Lights in the Dusk

  • Lights in the Dusk

9/25/23 (Sun)

The third offering (2006) in Kaurismäki’s Finland/Loser Trilogy. The Finnish title Laitakaupungin Valot is a takeoff on Chaplin’s City Lights (Kaupungin Valot), apparently meaning something like “Lights from the Other Side of the Tracks” – if that’s true, maybe they should have gone with an equally pun-filled Seedy Lights or Shitty Lights (pardon the language) or Far-From-the-City Lights. Both films end with the hapless protagonist getting out of prison and an uplifting clasp of hands with a woman. But the resemblance pretty much ends there, and maybe the English titlists were wise to ignore the pun.

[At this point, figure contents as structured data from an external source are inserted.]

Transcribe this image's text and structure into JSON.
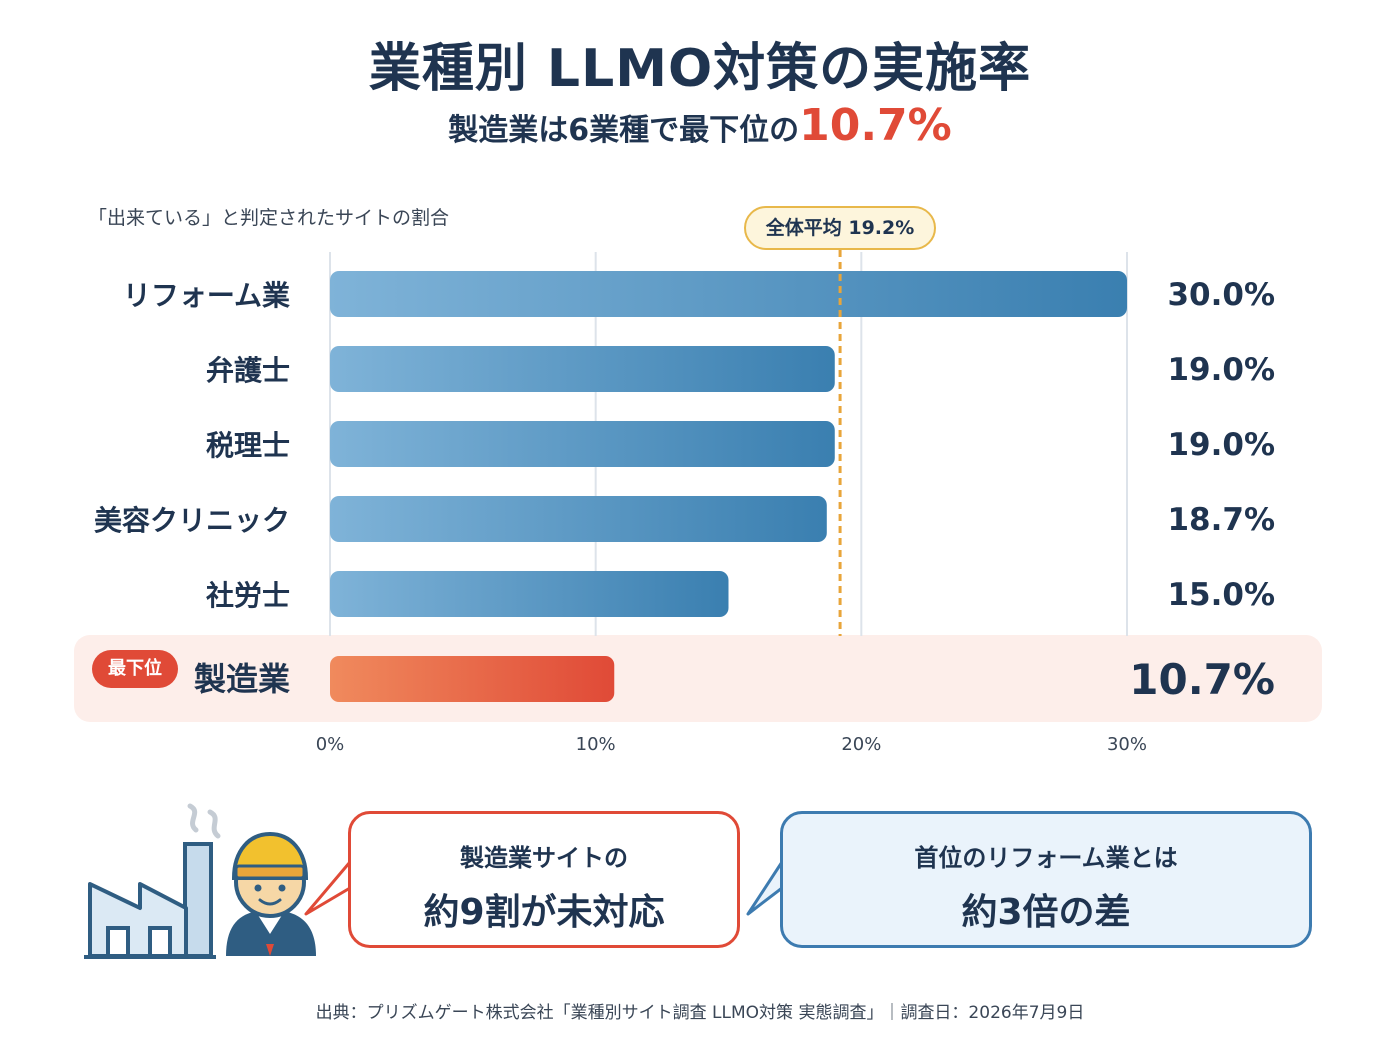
{
  "header": {
    "title": "業種別 LLMO対策の実施率",
    "subtitle_prefix": "製造業は6業種で最下位の",
    "subtitle_highlight": "10.7%"
  },
  "chart_data": {
    "type": "bar",
    "orientation": "horizontal",
    "axis_caption": "「出来ている」と判定されたサイトの割合",
    "categories": [
      "リフォーム業",
      "弁護士",
      "税理士",
      "美容クリニック",
      "社労士",
      "製造業"
    ],
    "values": [
      30.0,
      19.0,
      19.0,
      18.7,
      15.0,
      10.7
    ],
    "value_labels": [
      "30.0%",
      "19.0%",
      "19.0%",
      "18.7%",
      "15.0%",
      "10.7%"
    ],
    "xlim": [
      0,
      30
    ],
    "x_ticks": [
      0,
      10,
      20,
      30
    ],
    "x_tick_labels": [
      "0%",
      "10%",
      "20%",
      "30%"
    ],
    "average": {
      "value": 19.2,
      "label": "全体平均 19.2%"
    },
    "highlight": {
      "category": "製造業",
      "badge": "最下位"
    },
    "grid": true,
    "colors": {
      "bar_start": "#7fb3d8",
      "bar_end": "#3a7fb0",
      "highlight_start": "#f08a5d",
      "highlight_end": "#e04a37",
      "highlight_bg": "#fdeeea",
      "average_line": "#e8a53a"
    }
  },
  "callouts": {
    "left": {
      "small": "製造業サイトの",
      "big": "約9割が未対応"
    },
    "right": {
      "small": "首位のリフォーム業とは",
      "big": "約3倍の差"
    }
  },
  "illustration": {
    "icons": [
      "factory-icon",
      "worker-icon"
    ]
  },
  "footer": {
    "source": "出典：プリズムゲート株式会社「業種別サイト調査 LLMO対策 実態調査」｜調査日：2026年7月9日"
  }
}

A socially inept security guard is disparaged by his co-workers and ignored by women. His only friend is a female hot dog vendor who, obvious to everyone but him, has feelings for him as she listens to his dreams of opening his own security firm. Nothing goes his way even when he tries to do right, such as complaining about the inhumane treatment of a dog and getting beaten up (off-screen, as usual for the director) for his troubles.

When he is approached one day by a beautiful blonde who wants to go out with him, he immediately responds, never suspecting that she has been sent by criminals to gain access to a jewelry store under his guard. She eventually drugs him and steals his keys, allowing the criminals to rob the store clean, then plants evidence in his room that leads to his arrest. The man realizes that he’s been had and even spots the woman leaving the evidence but, blinded by some sort of moral conviction or a refusal to acknowledge his naiveté, he tells the police nothing and goes to prison for a year (a prison scene is the only time he smiles).

After he gets out, he manages to find a job as a dishwasher at a high-end restaurant. When the woman and criminal visit the restaurant one day, however, they expose him as a former thief, leading to his dismissal. He tries clumsily to kill the criminal but is quickly caught, beaten, and left lying in the harbor. The hot dog seller, alerted to the situation, finds him and begs him not to die. He reaches out his hand to her for his first self-initiated action, a vaguely positive if ambiguous ending.

The man is frustratingly passive to an unrealistic degree. When the woman plants objects in his apartment linking him to the crime, for instance, we would normally expect him at least to hide them. Instead he leaves them as is and just waits for the police to arrive. That is not credible under any logic. The director’s stone-faced approach has become a parody of itself here. The character reminds some reviewers of Camus’ The Stranger, but that doesn’t excuse unrealistic behavior even within the peculiar robotic world that Kaurismäki has created. Upending expectations is one thing, as with the femme fatale’s disdain for the man even to the end. But going against human nature is another.

The film includes the director’s usual touches, including colorful rooms vs. colorless people, off-screen violence followed by on-screen bloody faces, a dog, lots of smoking and drinking, and Kati Outinen in a brief cameo. But he loses the common touch here. A disappointment.